Como nota friki, también estaría bien que recuperasen las historias posteriares guionizadas por Delano o el propio Davis. No era lo mismo pero no estaban nada mal.

The New Frontier. Voy por la mitad del primer tomo y comparto (joer, me preocupa) vuestras apreciaciones. Aunque a mi me está molando ese tono retro de la serie, con un grafismo bastante Kirby, con menos épica pero más plasticidad. Aunque a mi estos experimentos nostálgicos, como lo poco que hizo Roger Stern en "Relatos del Universo Marvel", me pierden.

Revival Vertigo. Nada más que decir. Aunque el Hellblazer de Delano me pierde. Por ejemplo en el número tres aparece una historia sobre Vietnam y los EE.UU. de veinte años después que es tan terrorífica que te olvidas ese tonillo repipi de canción protesta. Y está contada como sólo alguien que sabe algo de literatura puede hacerlo. Eso sí, la publicación en este formato prestigio no le hace ningún favor porque se pierde, p.e., la continuidad del narrador cuando decide romper la unidad de la página.

Lo de la edición... de un cutre que tira de espaldas. Aunque infiero que detrás del formato prestigio hay una intencionalidad. Si no vende, el siguiente paso sería publicar algún tomo y así, al menos, saldrían más historias.

Ya seguiré más adelante, que tengo que trabajar un poco.

 
At 1:59 p. m., Blogger fonz said...

Y lo agusto que me he quedao soltando todo este post... A ver, por partes.

Xoota,

Ja, que punto lo del coreano, supongo que a Cooke le dió pereza y pasó de todo o se quería hacer el listo como le pasaba a Claremont y sus famosas expresiones en otros idiomas que a veces aparecían con errores ortográficos.

Con Shade te pasará como a mí con Doom Patrol, son tebeos que encajan perfectamente en un sistema mental, que llegan en el momento y el lugar adecuados. Luego claro, llegará alguien , leerá la reseña de la Doom Patrol, se comprará el tebeo y le parecerá cualquier cosa. A mí Shade me gusta, pero si mejorara un poquitín y encontrara una dirección clara sería la leche.

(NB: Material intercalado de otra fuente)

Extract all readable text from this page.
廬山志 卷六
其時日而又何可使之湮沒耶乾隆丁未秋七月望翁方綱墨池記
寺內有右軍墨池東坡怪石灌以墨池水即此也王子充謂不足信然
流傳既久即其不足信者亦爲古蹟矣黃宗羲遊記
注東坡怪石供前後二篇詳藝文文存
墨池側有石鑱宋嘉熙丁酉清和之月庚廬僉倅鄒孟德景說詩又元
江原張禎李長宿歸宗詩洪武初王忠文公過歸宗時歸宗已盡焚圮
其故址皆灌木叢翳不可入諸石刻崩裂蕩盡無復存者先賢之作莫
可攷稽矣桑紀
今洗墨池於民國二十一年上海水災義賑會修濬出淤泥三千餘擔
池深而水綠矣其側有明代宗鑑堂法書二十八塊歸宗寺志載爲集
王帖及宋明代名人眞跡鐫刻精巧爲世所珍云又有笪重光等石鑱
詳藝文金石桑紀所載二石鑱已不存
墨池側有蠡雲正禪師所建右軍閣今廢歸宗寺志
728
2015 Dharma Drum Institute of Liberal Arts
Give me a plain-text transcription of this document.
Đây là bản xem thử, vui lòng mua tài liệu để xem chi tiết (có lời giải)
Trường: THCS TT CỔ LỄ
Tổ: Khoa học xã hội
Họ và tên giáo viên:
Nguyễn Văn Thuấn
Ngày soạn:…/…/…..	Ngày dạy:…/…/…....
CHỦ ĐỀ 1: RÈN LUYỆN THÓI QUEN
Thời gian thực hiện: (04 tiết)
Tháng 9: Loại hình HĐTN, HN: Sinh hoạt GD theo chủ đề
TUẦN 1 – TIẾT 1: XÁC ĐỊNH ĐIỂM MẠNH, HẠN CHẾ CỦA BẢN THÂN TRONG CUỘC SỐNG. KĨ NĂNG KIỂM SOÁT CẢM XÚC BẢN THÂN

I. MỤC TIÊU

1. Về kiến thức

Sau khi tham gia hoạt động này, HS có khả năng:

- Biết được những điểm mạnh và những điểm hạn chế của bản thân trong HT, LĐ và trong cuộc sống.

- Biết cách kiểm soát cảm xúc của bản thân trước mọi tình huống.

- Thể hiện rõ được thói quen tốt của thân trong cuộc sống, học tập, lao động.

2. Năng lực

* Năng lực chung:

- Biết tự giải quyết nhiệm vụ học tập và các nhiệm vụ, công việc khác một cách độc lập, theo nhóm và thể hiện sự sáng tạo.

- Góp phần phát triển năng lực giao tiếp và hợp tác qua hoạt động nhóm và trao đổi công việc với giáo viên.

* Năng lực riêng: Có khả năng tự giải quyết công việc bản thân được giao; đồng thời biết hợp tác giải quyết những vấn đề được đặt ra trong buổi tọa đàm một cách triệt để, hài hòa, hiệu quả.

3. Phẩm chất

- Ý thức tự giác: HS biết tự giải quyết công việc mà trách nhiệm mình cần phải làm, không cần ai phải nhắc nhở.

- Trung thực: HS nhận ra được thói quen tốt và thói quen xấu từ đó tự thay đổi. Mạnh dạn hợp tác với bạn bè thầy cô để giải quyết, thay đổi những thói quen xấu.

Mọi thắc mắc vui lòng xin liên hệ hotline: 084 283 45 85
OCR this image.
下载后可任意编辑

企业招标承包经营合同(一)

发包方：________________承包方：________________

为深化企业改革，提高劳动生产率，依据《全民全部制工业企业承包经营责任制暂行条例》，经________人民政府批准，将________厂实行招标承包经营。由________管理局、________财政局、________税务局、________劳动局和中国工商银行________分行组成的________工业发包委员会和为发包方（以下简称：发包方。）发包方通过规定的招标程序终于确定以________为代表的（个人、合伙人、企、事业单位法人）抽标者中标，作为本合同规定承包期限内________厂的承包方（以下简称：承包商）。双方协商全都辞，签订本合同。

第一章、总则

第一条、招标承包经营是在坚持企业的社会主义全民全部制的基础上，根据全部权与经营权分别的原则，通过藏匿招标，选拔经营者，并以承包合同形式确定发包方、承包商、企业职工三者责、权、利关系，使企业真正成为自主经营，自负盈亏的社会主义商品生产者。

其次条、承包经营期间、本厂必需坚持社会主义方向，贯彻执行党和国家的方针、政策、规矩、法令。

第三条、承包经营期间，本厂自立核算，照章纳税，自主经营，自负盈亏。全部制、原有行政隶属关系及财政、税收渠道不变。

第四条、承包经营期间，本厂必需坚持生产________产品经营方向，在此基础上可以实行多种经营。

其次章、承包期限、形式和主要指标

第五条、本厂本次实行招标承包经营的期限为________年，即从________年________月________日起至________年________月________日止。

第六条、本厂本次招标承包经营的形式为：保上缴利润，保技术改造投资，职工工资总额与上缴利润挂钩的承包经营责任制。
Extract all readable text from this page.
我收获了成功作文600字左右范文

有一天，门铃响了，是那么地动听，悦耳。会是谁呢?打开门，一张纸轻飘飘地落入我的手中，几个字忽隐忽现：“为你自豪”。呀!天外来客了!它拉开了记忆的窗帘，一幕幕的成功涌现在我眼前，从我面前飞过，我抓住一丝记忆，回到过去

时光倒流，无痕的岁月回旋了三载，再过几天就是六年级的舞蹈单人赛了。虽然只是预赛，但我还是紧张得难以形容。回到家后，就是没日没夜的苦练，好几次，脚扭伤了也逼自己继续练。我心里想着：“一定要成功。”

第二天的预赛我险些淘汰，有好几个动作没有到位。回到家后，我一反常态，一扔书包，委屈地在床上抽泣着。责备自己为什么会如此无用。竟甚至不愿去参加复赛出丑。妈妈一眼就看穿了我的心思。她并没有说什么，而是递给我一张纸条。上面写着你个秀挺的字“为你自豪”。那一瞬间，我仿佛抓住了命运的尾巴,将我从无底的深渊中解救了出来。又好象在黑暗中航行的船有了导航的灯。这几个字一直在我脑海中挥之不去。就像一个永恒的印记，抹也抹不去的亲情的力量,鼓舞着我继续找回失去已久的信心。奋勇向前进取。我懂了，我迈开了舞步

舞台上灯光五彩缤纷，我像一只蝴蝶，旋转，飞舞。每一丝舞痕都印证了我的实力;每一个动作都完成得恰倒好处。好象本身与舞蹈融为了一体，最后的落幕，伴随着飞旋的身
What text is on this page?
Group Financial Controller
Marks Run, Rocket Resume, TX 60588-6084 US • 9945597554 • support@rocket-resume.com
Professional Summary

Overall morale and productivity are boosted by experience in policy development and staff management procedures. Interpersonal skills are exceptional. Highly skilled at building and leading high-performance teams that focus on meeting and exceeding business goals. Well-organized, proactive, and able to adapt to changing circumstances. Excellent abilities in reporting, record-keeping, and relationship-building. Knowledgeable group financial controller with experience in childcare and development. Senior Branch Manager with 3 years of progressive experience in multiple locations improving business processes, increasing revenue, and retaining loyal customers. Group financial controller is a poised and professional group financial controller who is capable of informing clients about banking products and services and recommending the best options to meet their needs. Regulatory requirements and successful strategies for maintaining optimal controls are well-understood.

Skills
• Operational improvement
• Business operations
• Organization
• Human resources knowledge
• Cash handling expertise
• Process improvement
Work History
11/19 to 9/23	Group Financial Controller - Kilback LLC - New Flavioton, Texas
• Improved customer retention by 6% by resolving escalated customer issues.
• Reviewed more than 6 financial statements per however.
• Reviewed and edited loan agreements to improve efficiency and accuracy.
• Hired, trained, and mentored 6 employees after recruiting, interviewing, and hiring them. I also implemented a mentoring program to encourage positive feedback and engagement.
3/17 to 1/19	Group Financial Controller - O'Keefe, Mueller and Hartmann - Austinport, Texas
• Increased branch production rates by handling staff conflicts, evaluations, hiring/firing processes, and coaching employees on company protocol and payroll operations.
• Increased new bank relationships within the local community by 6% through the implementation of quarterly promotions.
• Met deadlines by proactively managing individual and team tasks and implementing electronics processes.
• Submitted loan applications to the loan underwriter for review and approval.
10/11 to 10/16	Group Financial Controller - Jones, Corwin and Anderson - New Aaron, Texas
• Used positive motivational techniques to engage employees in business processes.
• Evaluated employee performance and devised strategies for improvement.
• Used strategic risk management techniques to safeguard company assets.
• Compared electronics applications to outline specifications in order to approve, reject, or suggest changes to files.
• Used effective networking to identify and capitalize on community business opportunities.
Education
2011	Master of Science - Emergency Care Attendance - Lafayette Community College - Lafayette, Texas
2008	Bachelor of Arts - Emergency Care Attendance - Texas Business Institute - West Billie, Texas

Y con el Torrezno tres cuartos de lo mismo, espero que os mole a todos cuando leáis el primer volumen porque después de toda la barrila que he dado tanto aquí como en cyberdark, como no guste sé de más de uno que me corta los mismísimos...

 
At 2:54 p. m., Anonymous Llosef said...

Apabullante, fonz, de verdad.

Yo sólo comentar que me ENCANTÓ el alucinante enfrentamiento entre el Hombre de Hierro y Mr. Sensible en X-Static. Cómo mofarse de algo sin perder de vista la esencia de los personajes. Una burla despiadada que también es, paradójicamente, un homenaje. O al menos es lo que me pareció. Al leerlo me reía a carcajadas, pero al tiempo no dejaba de pensar (bueno, pensar, pensar, ya sabemos que no, pero casi): "joder, pero si existieran, seguramente sería así".

Una reflexión sobre superhéroes que comienza "pero si existieran" no dice nada bueno de mí, ¿no?